Pese a esta tranquilizadora impresión, miré precavidamente en torno mío; no tendría la menor gracia que uno cualquiera de mis circunstanciales vecinos fuera a crearme problemas al verme surgir de la nada. Bien, ninguno de ellos parecía haberse dado cuenta del cambio, y además no hubieran podido reaccionar de ninguna manera puesto que todos ellos estaban transformándose rápidamente en copias perfectas de mi persona.

Cuando fui capaz de reaccionar no sólo el público, sino también el propio Justiniano y toda su corte se habían metamorfoseado ya. De nuevo se repetía la historia sin que esta vez pudiera justificar mi multiplicación en base a un bucle formado por varias visitas al mismo lugar, puesto que éste era mi primer viaje a Constantinopla y no tenía la menor intención de repetirlo de nuevo tal como había hecho en Palestina. Además, aquí no había aparecido mi otro yo intentando avisarme de que no lo hiciera... Era realmente para volverse loco.
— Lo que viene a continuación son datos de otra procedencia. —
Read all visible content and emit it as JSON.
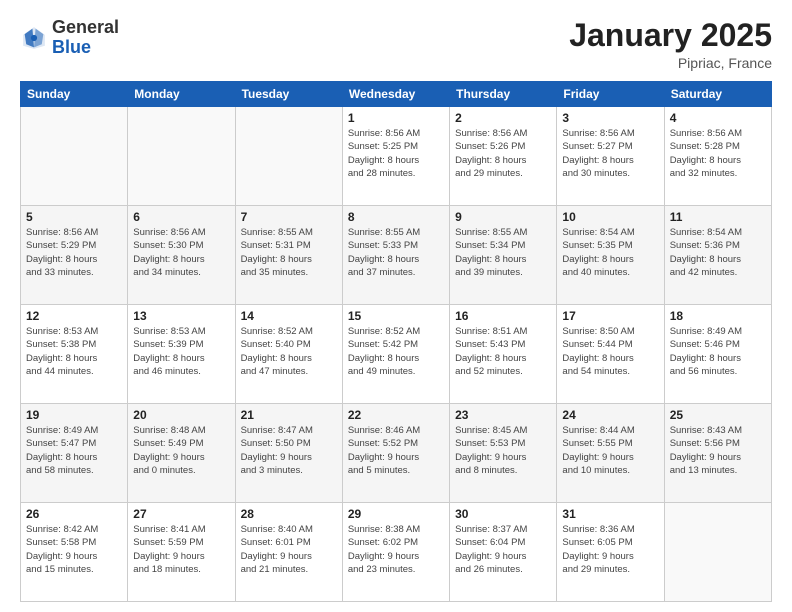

Por fortuna tuve la suficiente entereza de ánimo como para volver rápidamente a mi tiempo dejando el interior de Santa Sofía convertido en un monumental caos. Una vez refugiado en mi acogedor presente procedí a meditar sobre todo lo que había ocurrido en mis sucesivas incursiones al pasado.
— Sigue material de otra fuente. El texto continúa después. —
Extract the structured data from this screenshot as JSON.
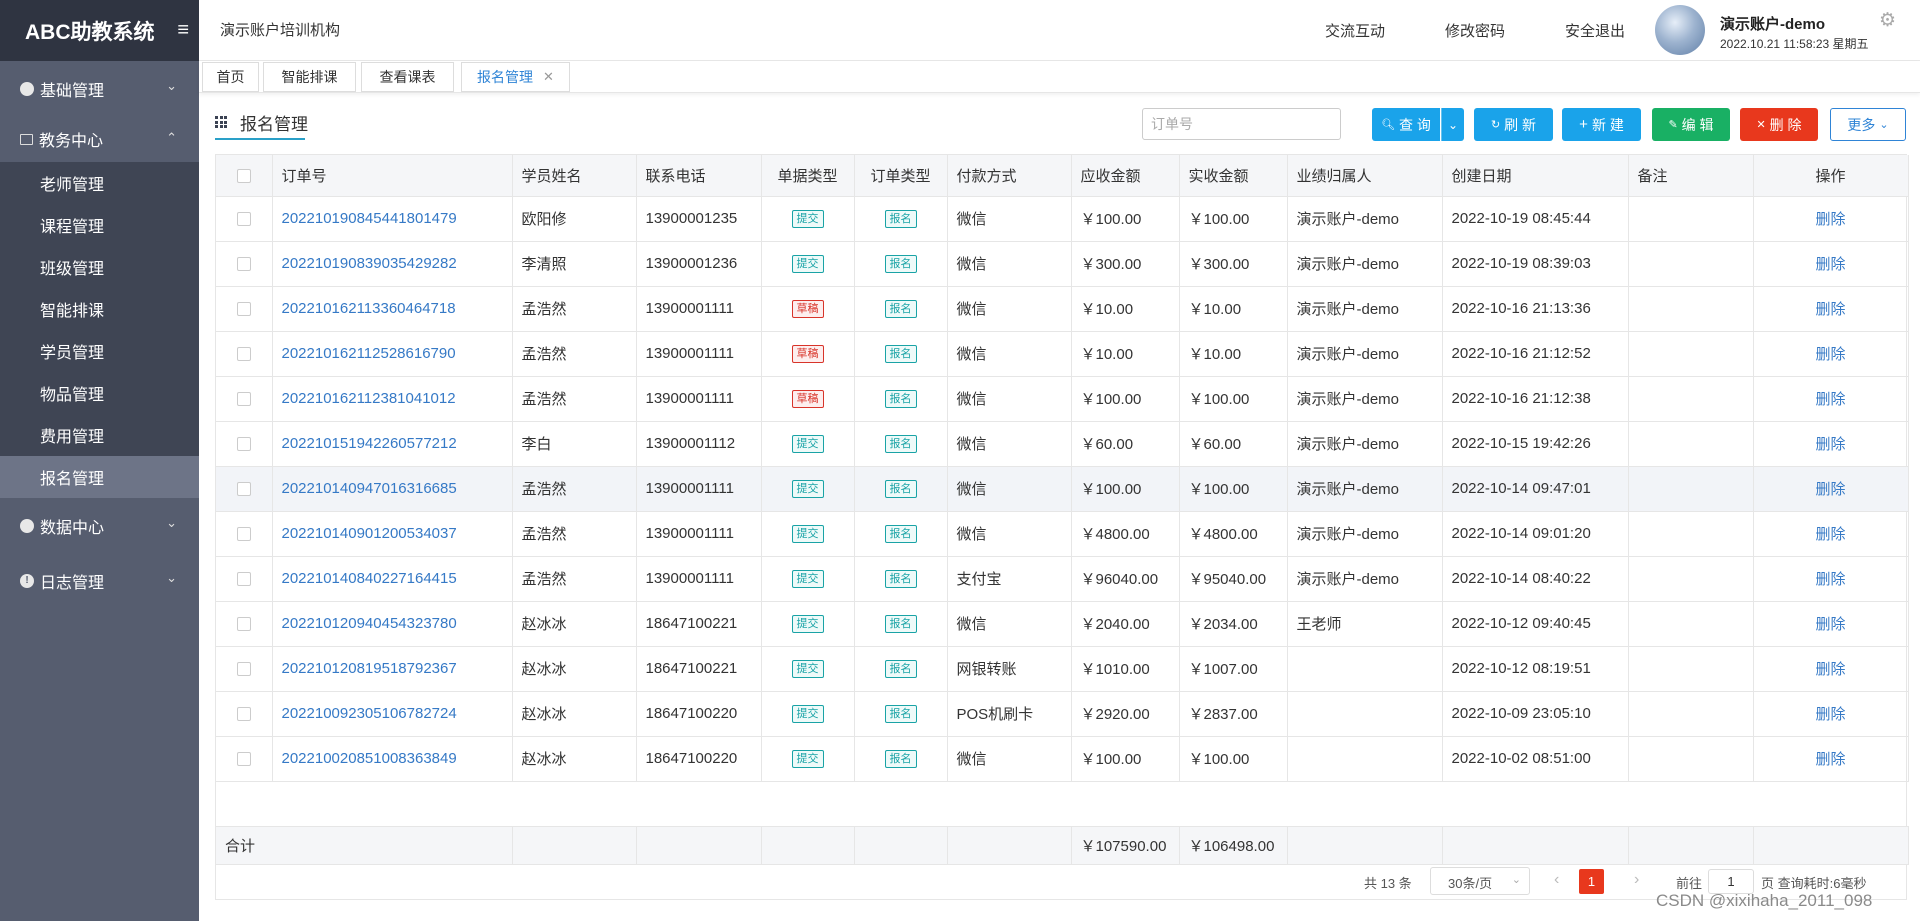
{
  "sidebar": {
    "brand": "ABC助教系统",
    "toggle_icon": "≡",
    "groups": [
      {
        "label": "基础管理"
      },
      {
        "label": "教务中心"
      },
      {
        "label": "数据中心"
      },
      {
        "label": "日志管理"
      }
    ],
    "items": [
      {
        "label": "老师管理"
      },
      {
        "label": "课程管理"
      },
      {
        "label": "班级管理"
      },
      {
        "label": "智能排课"
      },
      {
        "label": "学员管理"
      },
      {
        "label": "物品管理"
      },
      {
        "label": "费用管理"
      },
      {
        "label": "报名管理"
      }
    ]
  },
  "header": {
    "org": "演示账户培训机构",
    "nav": [
      "交流互动",
      "修改密码",
      "安全退出"
    ],
    "user_name": "演示账户-demo",
    "user_time": "2022.10.21 11:58:23 星期五"
  },
  "tabs": [
    {
      "label": "首页"
    },
    {
      "label": "智能排课"
    },
    {
      "label": "查看课表"
    },
    {
      "label": "报名管理"
    }
  ],
  "page": {
    "title": "报名管理",
    "search_placeholder": "订单号",
    "buttons": {
      "query": "查 询",
      "refresh": "刷 新",
      "new": "新 建",
      "edit": "编 辑",
      "delete": "删 除",
      "more": "更多"
    }
  },
  "table": {
    "columns": [
      "订单号",
      "学员姓名",
      "联系电话",
      "单据类型",
      "订单类型",
      "付款方式",
      "应收金额",
      "实收金额",
      "业绩归属人",
      "创建日期",
      "备注",
      "操作"
    ],
    "rows": [
      {
        "order": "20221019084544180 1479",
        "name": "欧阳修",
        "phone": "13900001235",
        "doc": "提交",
        "type": "报名",
        "pay": "微信",
        "due": "￥100.00",
        "paid": "￥100.00",
        "owner": "演示账户-demo",
        "date": "2022-10-19 08:45:44",
        "note": "",
        "op": "删除"
      },
      {
        "order": "202210190839035429282",
        "name": "李清照",
        "phone": "13900001236",
        "doc": "提交",
        "type": "报名",
        "pay": "微信",
        "due": "￥300.00",
        "paid": "￥300.00",
        "owner": "演示账户-demo",
        "date": "2022-10-19 08:39:03",
        "note": "",
        "op": "删除"
      },
      {
        "order": "202210162113360464718",
        "name": "孟浩然",
        "phone": "13900001111",
        "doc": "草稿",
        "type": "报名",
        "pay": "微信",
        "due": "￥10.00",
        "paid": "￥10.00",
        "owner": "演示账户-demo",
        "date": "2022-10-16 21:13:36",
        "note": "",
        "op": "删除"
      },
      {
        "order": "202210162112528616790",
        "name": "孟浩然",
        "phone": "13900001111",
        "doc": "草稿",
        "type": "报名",
        "pay": "微信",
        "due": "￥10.00",
        "paid": "￥10.00",
        "owner": "演示账户-demo",
        "date": "2022-10-16 21:12:52",
        "note": "",
        "op": "删除"
      },
      {
        "order": "202210162112381041012",
        "name": "孟浩然",
        "phone": "13900001111",
        "doc": "草稿",
        "type": "报名",
        "pay": "微信",
        "due": "￥100.00",
        "paid": "￥100.00",
        "owner": "演示账户-demo",
        "date": "2022-10-16 21:12:38",
        "note": "",
        "op": "删除"
      },
      {
        "order": "202210151942260577212",
        "name": "李白",
        "phone": "13900001112",
        "doc": "提交",
        "type": "报名",
        "pay": "微信",
        "due": "￥60.00",
        "paid": "￥60.00",
        "owner": "演示账户-demo",
        "date": "2022-10-15 19:42:26",
        "note": "",
        "op": "删除"
      },
      {
        "order": "202210140947016316685",
        "name": "孟浩然",
        "phone": "13900001111",
        "doc": "提交",
        "type": "报名",
        "pay": "微信",
        "due": "￥100.00",
        "paid": "￥100.00",
        "owner": "演示账户-demo",
        "date": "2022-10-14 09:47:01",
        "note": "",
        "op": "删除"
      },
      {
        "order": "202210140901200534037",
        "name": "孟浩然",
        "phone": "13900001111",
        "doc": "提交",
        "type": "报名",
        "pay": "微信",
        "due": "￥4800.00",
        "paid": "￥4800.00",
        "owner": "演示账户-demo",
        "date": "2022-10-14 09:01:20",
        "note": "",
        "op": "删除"
      },
      {
        "order": "202210140840227164415",
        "name": "孟浩然",
        "phone": "13900001111",
        "doc": "提交",
        "type": "报名",
        "pay": "支付宝",
        "due": "￥96040.00",
        "paid": "￥95040.00",
        "owner": "演示账户-demo",
        "date": "2022-10-14 08:40:22",
        "note": "",
        "op": "删除"
      },
      {
        "order": "202210120940454323780",
        "name": "赵冰冰",
        "phone": "18647100221",
        "doc": "提交",
        "type": "报名",
        "pay": "微信",
        "due": "￥2040.00",
        "paid": "￥2034.00",
        "owner": "王老师",
        "date": "2022-10-12 09:40:45",
        "note": "",
        "op": "删除"
      },
      {
        "order": "202210120819518792367",
        "name": "赵冰冰",
        "phone": "18647100221",
        "doc": "提交",
        "type": "报名",
        "pay": "网银转账",
        "due": "￥1010.00",
        "paid": "￥1007.00",
        "owner": "",
        "date": "2022-10-12 08:19:51",
        "note": "",
        "op": "删除"
      },
      {
        "order": "202210092305106782724",
        "name": "赵冰冰",
        "phone": "18647100220",
        "doc": "提交",
        "type": "报名",
        "pay": "POS机刷卡",
        "due": "￥2920.00",
        "paid": "￥2837.00",
        "owner": "",
        "date": "2022-10-09 23:05:10",
        "note": "",
        "op": "删除"
      },
      {
        "order": "202210020851008363849",
        "name": "赵冰冰",
        "phone": "18647100220",
        "doc": "提交",
        "type": "报名",
        "pay": "微信",
        "due": "￥100.00",
        "paid": "￥100.00",
        "owner": "",
        "date": "2022-10-02 08:51:00",
        "note": "",
        "op": "删除"
      }
    ],
    "summary": {
      "label": "合计",
      "due": "￥107590.00",
      "paid": "￥106498.00"
    }
  },
  "pager": {
    "total": "共 13 条",
    "page_size": "30条/页",
    "current": "1",
    "goto_label": "前往",
    "goto_value": "1",
    "info": "页 查询耗时:6毫秒"
  },
  "watermark": "CSDN @xixihaha_2011_098"
}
Primero estaba el problema de la multiplicación, que no acertaba a comprender al menos en lo que se refería a mi viaje al imperio bizantino. Esta multiplicación había causado una grave alteración en la línea temporal no sólo porque provocaba la aparición de múltiples copias mías, sino también porque había implicado la desaparición de numerosos personajes históricos, algunos de la talla de Jesucristo o el emperador Justiniano. Por si fuera poco esta multiplicidad sólo se daba en el pasado y no en el presente, aunque bien mirado esto último no dejaba de ser una gran ventaja por mucho que me desconcertara; si malo era comenzar a desdoblarme en el siglo I, o en el VI, infinitamente peor hubiera sido hacerlo en el XX.
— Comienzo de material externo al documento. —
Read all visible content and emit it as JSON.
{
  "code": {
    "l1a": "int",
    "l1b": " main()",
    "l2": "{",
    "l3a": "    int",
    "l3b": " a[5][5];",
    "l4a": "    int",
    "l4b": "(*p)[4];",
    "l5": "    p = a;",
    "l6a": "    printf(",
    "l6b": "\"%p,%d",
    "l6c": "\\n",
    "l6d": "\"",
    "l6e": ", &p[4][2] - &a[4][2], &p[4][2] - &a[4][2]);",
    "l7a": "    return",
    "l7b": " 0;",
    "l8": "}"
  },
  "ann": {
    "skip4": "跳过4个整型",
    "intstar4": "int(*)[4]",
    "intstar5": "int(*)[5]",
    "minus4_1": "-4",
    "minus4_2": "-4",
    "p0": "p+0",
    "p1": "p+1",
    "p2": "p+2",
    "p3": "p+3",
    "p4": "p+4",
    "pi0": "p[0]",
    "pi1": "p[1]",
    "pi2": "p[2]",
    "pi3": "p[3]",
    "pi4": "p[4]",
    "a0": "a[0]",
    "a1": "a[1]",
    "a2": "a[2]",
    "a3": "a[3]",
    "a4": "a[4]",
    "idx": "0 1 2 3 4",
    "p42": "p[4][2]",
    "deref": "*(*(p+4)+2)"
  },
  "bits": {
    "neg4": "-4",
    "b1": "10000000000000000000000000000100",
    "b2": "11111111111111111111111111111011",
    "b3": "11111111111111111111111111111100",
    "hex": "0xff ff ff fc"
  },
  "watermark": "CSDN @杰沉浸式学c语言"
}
Por otro lado estaba la gran paradoja que suponía el hecho evidente de que las alteraciones del pasado, por muy graves que hubieran resultado ser, no parecían afectar al presente... Al menos de forma instantánea. Y no estaba hablando ya de los casi dos mil años que separaban la muerte de Cristo de la época actual, sino de los poco más de cinco siglos transcurridos entre este evento histórico y la Constantinopla de Justiniano.

Podía, evidentemente, realizar una nueva comprobación viajando de nuevo a Palestina tan sólo unas décadas después de la crucifixión, eligiendo por ejemplo la conquista de Jerusalén por Tito en el año 70, lo cual me permitiría comprobar sin ningún tipo de dudas hasta qué punto persistía mi torpe alteración de la línea temporal. Sin embargo, me detenía el temor a crear un nuevo desaguisado histórico haciendo desaparecer nada menos que a un emperador romano... Aunque ya lo había hecho con uno bizantino por lo cual, vistos los precedentes, poco podría empeorar todavía más la situación.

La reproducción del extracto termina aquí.